А самое главное – то, что мы начали изучать эпидемиологию и клинику на новом уровне. На уровне молекулярно-биологическом. Мы разработали целый ряд принципиально новых диагностических систем и научились их выпускать. Мы их делаем, продаем и снабжаем нашу страну, а также некоторые зарубежные страны, особенно из тех, которые были раньше в составе Советского Союза. У нас выстроен и пущен в эксплуатацию новый корпус, где находятся оснащенные самой современной техникой научно-исследовательские лаборатории, которые занимаются разработкой диагностических методов и технологий, ищут максимально автоматизированные решения для повышения точности, скорости, эффективности, стандартизации и экономичности молекулярно-биологических исследований. Разрабатываем инновационные методы диагностики инфекционных болезней на основе технологий иммуночипов – это полностью наше ноу-хау. Мы выпускаем также наборы реагентов для решения ряда диагностических задач с помощью технологий секвенирования, применяем самые передовые методики анализа генетической предрасположенности к инфекционным болезням, разрабатываем новые антивирусные, антипаразитные и иммуномоделирующие препараты.

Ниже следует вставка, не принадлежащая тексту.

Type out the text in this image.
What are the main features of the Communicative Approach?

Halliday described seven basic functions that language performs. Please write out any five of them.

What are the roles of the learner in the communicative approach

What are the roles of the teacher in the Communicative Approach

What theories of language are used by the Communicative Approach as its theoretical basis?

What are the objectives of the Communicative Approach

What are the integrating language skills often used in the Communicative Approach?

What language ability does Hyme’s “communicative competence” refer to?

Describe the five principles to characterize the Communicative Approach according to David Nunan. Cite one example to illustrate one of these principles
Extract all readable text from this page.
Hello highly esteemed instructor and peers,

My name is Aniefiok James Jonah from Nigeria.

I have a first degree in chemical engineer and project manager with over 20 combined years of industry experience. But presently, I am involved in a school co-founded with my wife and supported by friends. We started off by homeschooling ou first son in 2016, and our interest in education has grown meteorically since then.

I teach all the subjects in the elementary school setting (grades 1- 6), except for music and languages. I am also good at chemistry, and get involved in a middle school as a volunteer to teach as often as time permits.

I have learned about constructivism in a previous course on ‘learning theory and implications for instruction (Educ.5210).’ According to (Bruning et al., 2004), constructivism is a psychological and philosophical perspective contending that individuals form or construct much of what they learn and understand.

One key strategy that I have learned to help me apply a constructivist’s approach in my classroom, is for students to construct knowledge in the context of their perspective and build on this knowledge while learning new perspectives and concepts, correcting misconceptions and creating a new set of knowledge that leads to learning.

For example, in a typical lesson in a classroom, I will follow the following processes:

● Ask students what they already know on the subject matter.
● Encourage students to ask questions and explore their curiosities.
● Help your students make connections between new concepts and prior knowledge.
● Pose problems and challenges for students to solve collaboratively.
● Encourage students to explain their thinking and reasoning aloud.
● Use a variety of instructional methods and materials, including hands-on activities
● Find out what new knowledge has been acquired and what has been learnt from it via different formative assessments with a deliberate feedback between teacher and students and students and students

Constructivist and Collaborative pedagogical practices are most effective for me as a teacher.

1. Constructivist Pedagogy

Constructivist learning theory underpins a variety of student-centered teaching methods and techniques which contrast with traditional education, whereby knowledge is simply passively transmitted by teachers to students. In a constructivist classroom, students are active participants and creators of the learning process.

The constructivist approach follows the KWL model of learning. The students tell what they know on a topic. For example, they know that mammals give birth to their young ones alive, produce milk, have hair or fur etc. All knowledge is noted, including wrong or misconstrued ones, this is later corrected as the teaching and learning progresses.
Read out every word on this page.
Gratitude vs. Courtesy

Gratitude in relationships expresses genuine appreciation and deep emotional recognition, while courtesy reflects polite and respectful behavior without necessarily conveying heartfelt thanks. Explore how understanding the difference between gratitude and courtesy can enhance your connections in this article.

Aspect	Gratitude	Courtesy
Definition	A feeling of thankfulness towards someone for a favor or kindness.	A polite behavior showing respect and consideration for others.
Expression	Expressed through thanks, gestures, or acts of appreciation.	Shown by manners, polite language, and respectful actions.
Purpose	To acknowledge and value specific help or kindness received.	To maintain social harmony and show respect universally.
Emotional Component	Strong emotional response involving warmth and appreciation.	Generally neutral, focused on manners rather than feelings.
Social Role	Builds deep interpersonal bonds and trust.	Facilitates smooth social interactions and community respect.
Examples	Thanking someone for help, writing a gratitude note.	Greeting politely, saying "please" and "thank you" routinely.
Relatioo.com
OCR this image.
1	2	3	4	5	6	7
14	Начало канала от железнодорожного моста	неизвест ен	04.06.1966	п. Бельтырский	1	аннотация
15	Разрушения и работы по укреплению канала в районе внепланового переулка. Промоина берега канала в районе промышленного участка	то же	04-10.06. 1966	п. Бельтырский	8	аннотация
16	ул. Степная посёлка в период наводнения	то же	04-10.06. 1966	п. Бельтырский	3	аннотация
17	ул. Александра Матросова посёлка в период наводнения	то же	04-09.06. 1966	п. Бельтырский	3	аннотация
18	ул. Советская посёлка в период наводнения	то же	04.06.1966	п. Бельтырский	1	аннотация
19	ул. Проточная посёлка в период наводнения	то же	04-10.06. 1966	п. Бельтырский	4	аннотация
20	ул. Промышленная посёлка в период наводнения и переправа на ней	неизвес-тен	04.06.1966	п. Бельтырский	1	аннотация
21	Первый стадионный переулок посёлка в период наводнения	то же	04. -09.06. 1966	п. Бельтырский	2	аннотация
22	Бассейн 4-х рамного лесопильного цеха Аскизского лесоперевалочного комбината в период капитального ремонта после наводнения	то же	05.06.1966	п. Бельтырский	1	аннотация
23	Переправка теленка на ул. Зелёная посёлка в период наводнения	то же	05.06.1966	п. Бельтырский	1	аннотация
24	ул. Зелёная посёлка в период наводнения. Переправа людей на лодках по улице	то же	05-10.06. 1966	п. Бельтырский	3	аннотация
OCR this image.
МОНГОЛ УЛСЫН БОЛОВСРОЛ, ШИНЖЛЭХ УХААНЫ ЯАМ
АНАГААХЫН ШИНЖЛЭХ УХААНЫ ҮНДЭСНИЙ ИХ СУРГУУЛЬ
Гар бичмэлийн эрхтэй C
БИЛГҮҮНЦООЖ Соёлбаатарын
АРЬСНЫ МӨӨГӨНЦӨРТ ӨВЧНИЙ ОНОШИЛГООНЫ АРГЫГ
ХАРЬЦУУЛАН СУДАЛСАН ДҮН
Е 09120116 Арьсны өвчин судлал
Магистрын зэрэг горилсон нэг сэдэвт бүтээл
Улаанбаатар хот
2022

Одна из наших лабораторий, которую возглавляет А.Е. Платонов, открыла новый вид боррелиоза, который описывают как самостоятельную болезнь. Уже по этому поводу есть патенты и, наверное, в ближайшее время введем её в список номенклатуры болезней. Это одна из разновидностей, но со своей эпидемиологией, со своим течением. Активно занимаемся клещевыми и комариными лихорадками – вирусом Эбола, болезнью лесопарка Кика. Мои коллеги активно консультируют больных. Я уж последние несколько лет больных не смотрю.

– Не обращаются за консультацией?

– Обращаются. Как-то звонил один академик, говорит – у меня внука клещ укусил. Я отвечаю: ну, во-первых, клещ не кусается, а присасывается, а во-вторых, привози, посмотрим, есть там вирус или нет. Оказалось, что нет. А как его удалять, спрашивает? Ну, я сказал, как я рекомендую.

– А как вы рекомендуете?

– Я рекомендую нанести каплю жира – масло или вазелин. Доступа кислорода нет – и клещ оттуда вылезает. Правда, сейчас говорят, что это не совсем правильно.

– Как вы считаете, а при ОРВИ существуют эффективные противовирусные препараты?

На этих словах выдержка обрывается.